2000年代以降、震災や豪雨による被害が地域社会を襲うことがこれまで以上に増えてきていることもあり、宗教者の災害支援活動が活性化し、それは宗教と地域社会との関わりを見直す動きにもつながっている。分かりやすい例は日本臨床宗教師会の発足と展開で、東日本大震災での支援活動がきっかけとなっている。そして、その後の熊本地震や各地の豪雨災害や能登半島地震においても、多様かつ持続的な支援活動が行われてきている。
これは、そもそも宗教が地域社会に根を下ろしてきたところから、通常の地域社会の人々のニーズに応じていこうとする姿勢があってのことだろう。昨今の興味深い例の一つは、子ども食堂の活動に乗り出している宗教者・宗教団体が増えてきていることだ。子ども食堂を行っている宗教者や宗教団体が災害支援活動にも関わっている場合が多いのも注目すべきことだ。

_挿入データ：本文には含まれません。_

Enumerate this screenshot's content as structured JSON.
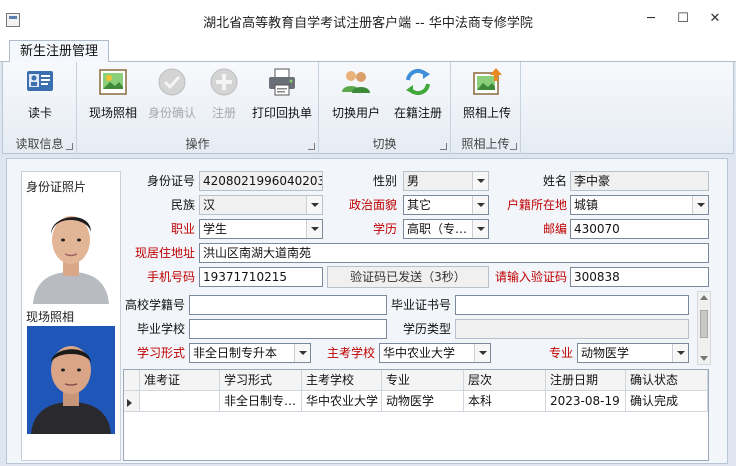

もともと僧侶やお寺が葬儀に関わるようになったのも、故人の手厚い弔いを求める地域住民のニーズに応じていったという要因が大きい。その後、江戸時代に檀家制度ができて、政治的なてこ入れがあったのは確かだが、それに先立って僧侶の地域社会への浸透があった。
伝統仏教界でも、現在は檀家のケアをするだけでなく、その枠を超えて人々のニーズに応じようとする姿勢が目立ってきている。現代日本における宗教の課題を問う際、「地域社会での宗教」という視点が意義を増してきているのだ。